Atomwaffenverzicht ins Grundgesetz

■ SPD-Juristen unterstützen die Kampagne, im Grundgesetz den vollständigen Verzicht auf Atomwaffen festzuschreiben / Konferenz im November

Folgt man den Worten des SPD-Politikers Egon Bahr, dann hat sich die Arbeitsgemeinschaft Sozialdemokratischer Juristen (ASJ) jetzt einen „Gag“ zu eigen gemacht.
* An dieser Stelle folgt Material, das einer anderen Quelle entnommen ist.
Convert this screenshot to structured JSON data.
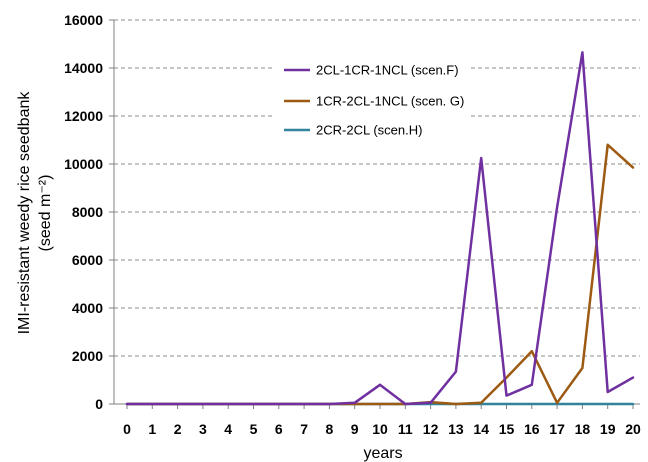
{
  "chart_data": {
    "type": "line",
    "xlabel": "years",
    "ylabel_line1": "IMI-resistant weedy rice seedbank",
    "ylabel_line2": "(seed m⁻²)",
    "x": [
      0,
      1,
      2,
      3,
      4,
      5,
      6,
      7,
      8,
      9,
      10,
      11,
      12,
      13,
      14,
      15,
      16,
      17,
      18,
      19,
      20
    ],
    "ylim": [
      0,
      16000
    ],
    "yticks": [
      0,
      2000,
      4000,
      6000,
      8000,
      10000,
      12000,
      14000,
      16000
    ],
    "ytick_labels": [
      "0",
      "2000",
      "4000",
      "6000",
      "8000",
      "10000",
      "12000",
      "14000",
      "16000"
    ],
    "xtick_labels": [
      "0",
      "1",
      "2",
      "3",
      "4",
      "5",
      "6",
      "7",
      "8",
      "9",
      "10",
      "11",
      "12",
      "13",
      "14",
      "15",
      "16",
      "17",
      "18",
      "19",
      "20"
    ],
    "grid": "horizontal dashed",
    "legend_position": "upper-center",
    "series": [
      {
        "name": "2CL-1CR-1NCL (scen.F)",
        "color": "#7030A0",
        "values": [
          0,
          0,
          0,
          0,
          0,
          0,
          0,
          0,
          0,
          50,
          800,
          0,
          50,
          1350,
          10250,
          350,
          800,
          8200,
          14650,
          500,
          1100
        ]
      },
      {
        "name": "1CR-2CL-1NCL (scen. G)",
        "color": "#9C5A12",
        "values": [
          0,
          0,
          0,
          0,
          0,
          0,
          0,
          0,
          0,
          0,
          0,
          0,
          80,
          0,
          50,
          1100,
          2200,
          50,
          1500,
          10800,
          9850
        ]
      },
      {
        "name": "2CR-2CL (scen.H)",
        "color": "#31849B",
        "values": [
          0,
          0,
          0,
          0,
          0,
          0,
          0,
          0,
          0,
          0,
          0,
          0,
          0,
          0,
          0,
          0,
          0,
          0,
          0,
          0,
          0
        ]
      }
    ]
  }
}
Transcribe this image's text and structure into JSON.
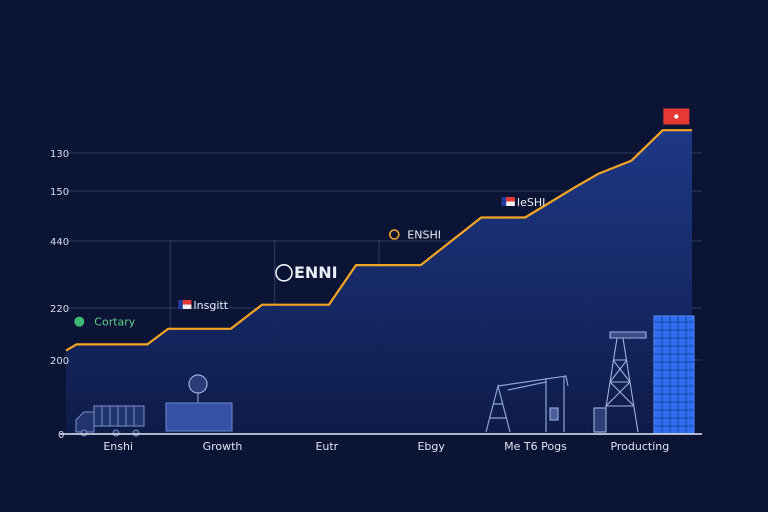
{
  "chart_data": {
    "type": "area",
    "categories": [
      "Enshi",
      "Growth",
      "Eutr",
      "Ebgy",
      "Me T6 Pogs",
      "Producting"
    ],
    "y_tick_labels": [
      "0",
      "200",
      "220",
      "440",
      "150",
      "130"
    ],
    "y_tick_values": [
      0,
      1,
      2,
      3,
      4,
      5
    ],
    "ylim": [
      0,
      5.4
    ],
    "x_range": [
      0,
      6
    ],
    "grid": true,
    "series": [
      {
        "x": [
          0,
          0.1,
          0.78,
          0.98,
          1.58,
          1.88,
          2.52,
          2.78,
          3.4,
          3.98,
          4.4,
          4.88,
          5.1,
          5.42,
          5.72,
          6.0
        ],
        "y": [
          1.18,
          1.3,
          1.3,
          1.6,
          1.6,
          2.05,
          2.05,
          2.64,
          2.64,
          3.47,
          3.47,
          4.1,
          4.45,
          4.8,
          5.6,
          5.6
        ]
      }
    ],
    "annotations": [
      {
        "text": "Cortary",
        "x": 0.3,
        "y": 1.66,
        "icon": "leaf-icon"
      },
      {
        "text": "Insgitt",
        "x": 1.25,
        "y": 1.98,
        "icon": "flag-icon"
      },
      {
        "text": "ENNI",
        "x": 2.3,
        "y": 2.45,
        "icon": "emblem-icon"
      },
      {
        "text": "ENSHI",
        "x": 3.3,
        "y": 3.05,
        "icon": "badge-icon"
      },
      {
        "text": "IeSHI",
        "x": 4.35,
        "y": 3.7,
        "icon": "flag-icon"
      },
      {
        "text": "",
        "x": 5.85,
        "y": 5.75,
        "icon": "flag-icon"
      }
    ]
  },
  "colors": {
    "background": "#0b1434",
    "line": "#f5a524",
    "area_top": "#1f3a8a",
    "area_bottom": "#0f1c4a",
    "grid": "#2b3a66",
    "axis": "#e6eaf4",
    "flag_red": "#e53935",
    "building_blue": "#2f6df0",
    "icon_outline": "#7b8fc7"
  },
  "icons": [
    "truck-icon",
    "container-icon",
    "pumpjack-icon",
    "oil-derrick-icon",
    "building-icon"
  ]
}
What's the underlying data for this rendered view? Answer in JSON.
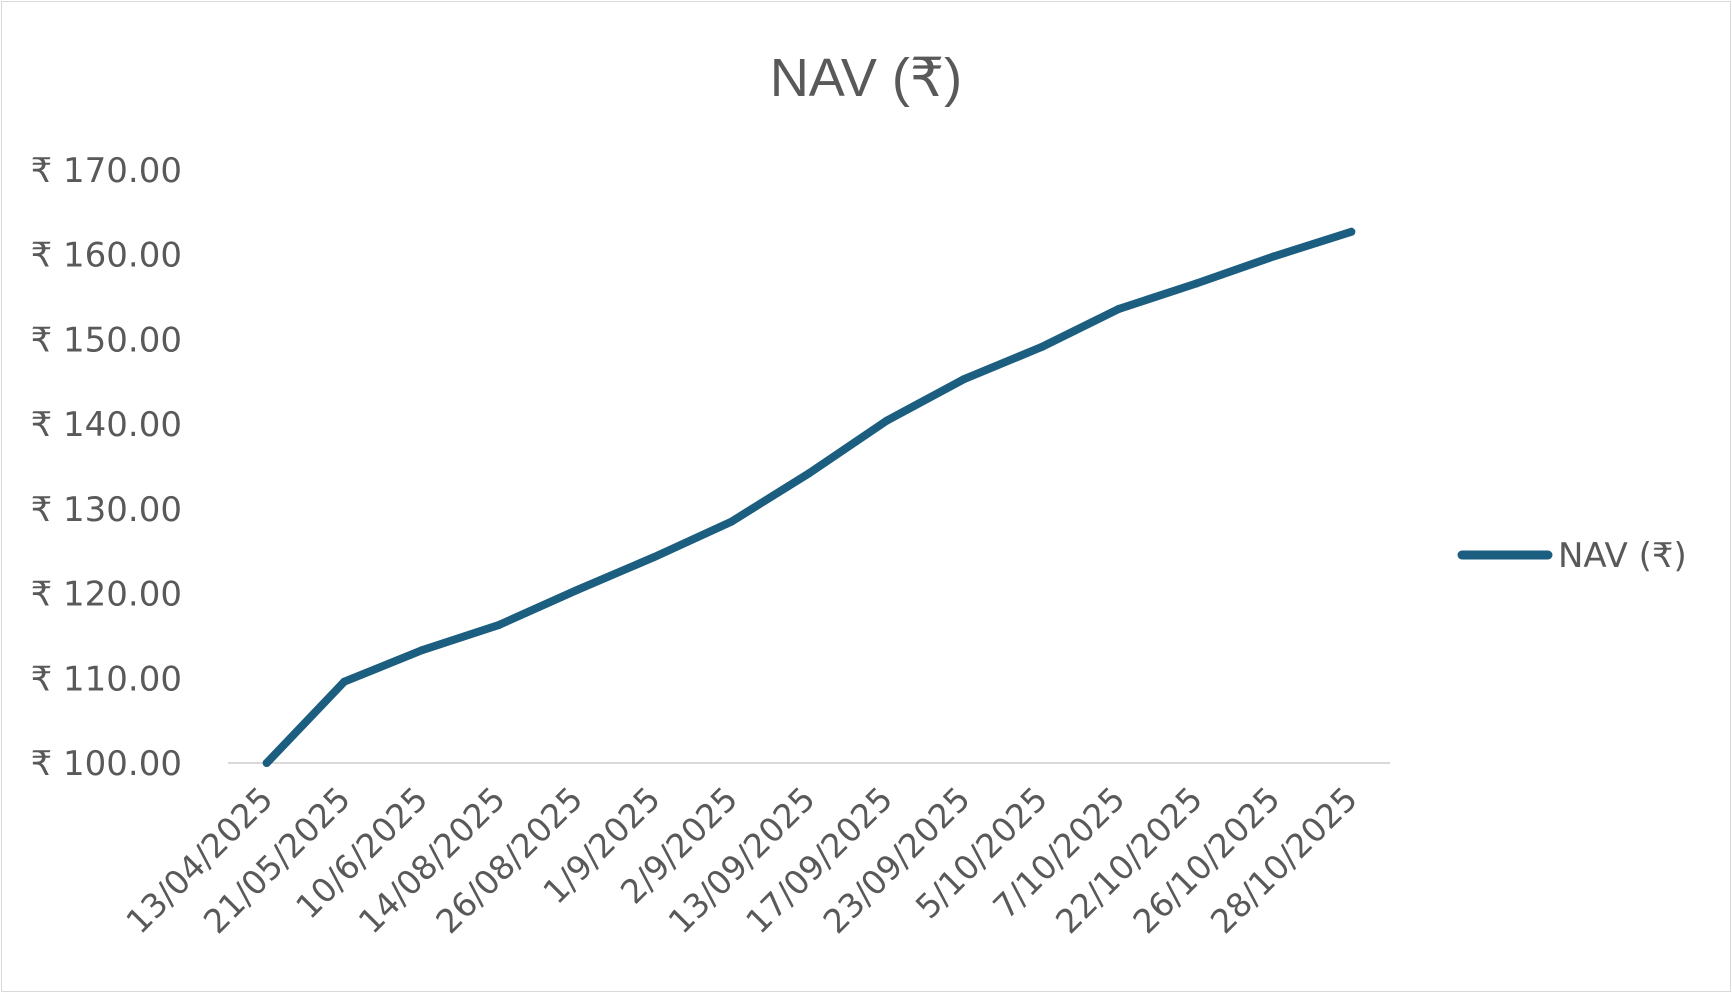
{
  "chart_data": {
    "type": "line",
    "title": "NAV (₹)",
    "xlabel": "",
    "ylabel": "",
    "categories": [
      "13/04/2025",
      "21/05/2025",
      "10/6/2025",
      "14/08/2025",
      "26/08/2025",
      "1/9/2025",
      "2/9/2025",
      "13/09/2025",
      "17/09/2025",
      "23/09/2025",
      "5/10/2025",
      "7/10/2025",
      "22/10/2025",
      "26/10/2025",
      "28/10/2025"
    ],
    "series": [
      {
        "name": "NAV (₹)",
        "color": "#1b5e80",
        "values": [
          100.0,
          109.6,
          113.3,
          116.3,
          120.4,
          124.3,
          128.5,
          134.2,
          140.4,
          145.3,
          149.1,
          153.6,
          156.6,
          159.8,
          162.7
        ]
      }
    ],
    "ylim": [
      100,
      170
    ],
    "yticks": [
      "₹ 100.00",
      "₹ 110.00",
      "₹ 120.00",
      "₹ 130.00",
      "₹ 140.00",
      "₹ 150.00",
      "₹ 160.00",
      "₹ 170.00"
    ],
    "grid": false,
    "legend": "right",
    "axis_color": "#d9d9d9"
  }
}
Mit diesen drei Buchstaben hatte Bahr im vergangenen Jahr die Forderung der Grünen abgetan, einen vollständigen bundesdeutschen Atomwaffenverzicht ins Grundgesetz aufzunehmen. Als erste Arbeitsgemeinschaft in der SPD haben die Juristen jetzt Unterstützung für diese Kampagne beschlossen, an der seit rund einem Jahr im Verborgenen gebastelt wird und die mit Veranstaltungen und Publikationen in den nächsten Wochen an eine breitere Öffentlichkeit gehen will. Vom grünen Stallgeruch hat sich die Initiative schon länger befreien können: Im Trägerkreis für eine internationale Konferenz am 25.November in Köln finden sich die „Ärzte zur Verhinderung des Atomkriegs“ (IPPNW) ebenso wie DKP, Kommunistischer Bund, Jungdemokraten und christliche Friedensorganisationen. Schon vor den SPD-Juristen hatten die drei anderen fortschrittlichen Anwalts- und Richtervereinigungen der Bundesrepublik ihre Unterstützung zugesagt.

Der von der Bundesregierung und Teilen der SPD bisher gepflegte Mythos, die BRD sei bereits an einen vollständigen Nuklearwaffenverzicht gebunden, zeigt damit erste Risse. Gerade für die Diskussion über die deutsch-französische Militärkooperation und die Entwicklung einer europäischen Streitmacht sind die Schlupflöcher der bisherigen Verzichtserklärungen bedeutsam. So untersagt der Atomwaffensperrvertrag, der ohnehin auf 1995 befristet ist, nicht die Unterstützung des französischen Atomwaffenprogramms mit Plutonium aus der BRD, Trägersystemen oder Know-how. Die Verzichtserklärung Adenauers von 1954 gegenüber den Staaten der Westeuropäischen Union bezieht sich nur auf die Produktion kompletter Atomwaffen auf bundesdeutschem Territorium. Unter der Bedingung eines Europäischen Bundesstaates erlaubt der Sperrvertrag der BRD auch die Beteiligung an einer europäischen Atomstreitmacht. Als SPD-Abgeordnete kürzlich beim Auswärtigen Amt nachfragten, ob „eine gemeinschaftliche Verfügung“ über Atomwaffen mit den vertraglichen Verzichts -Verpflichtungen vereinbar wäre, nannte die Behörde Genschers merkwürdigerweise nicht diese sehr eng gefaßte „europäische Option“, sondern verwies ganz schlau nur auf den Status quo: Es gebe keine gemeinschaftliche Verfügung über Atomwaffen auf bi- oder multinationaler Basis.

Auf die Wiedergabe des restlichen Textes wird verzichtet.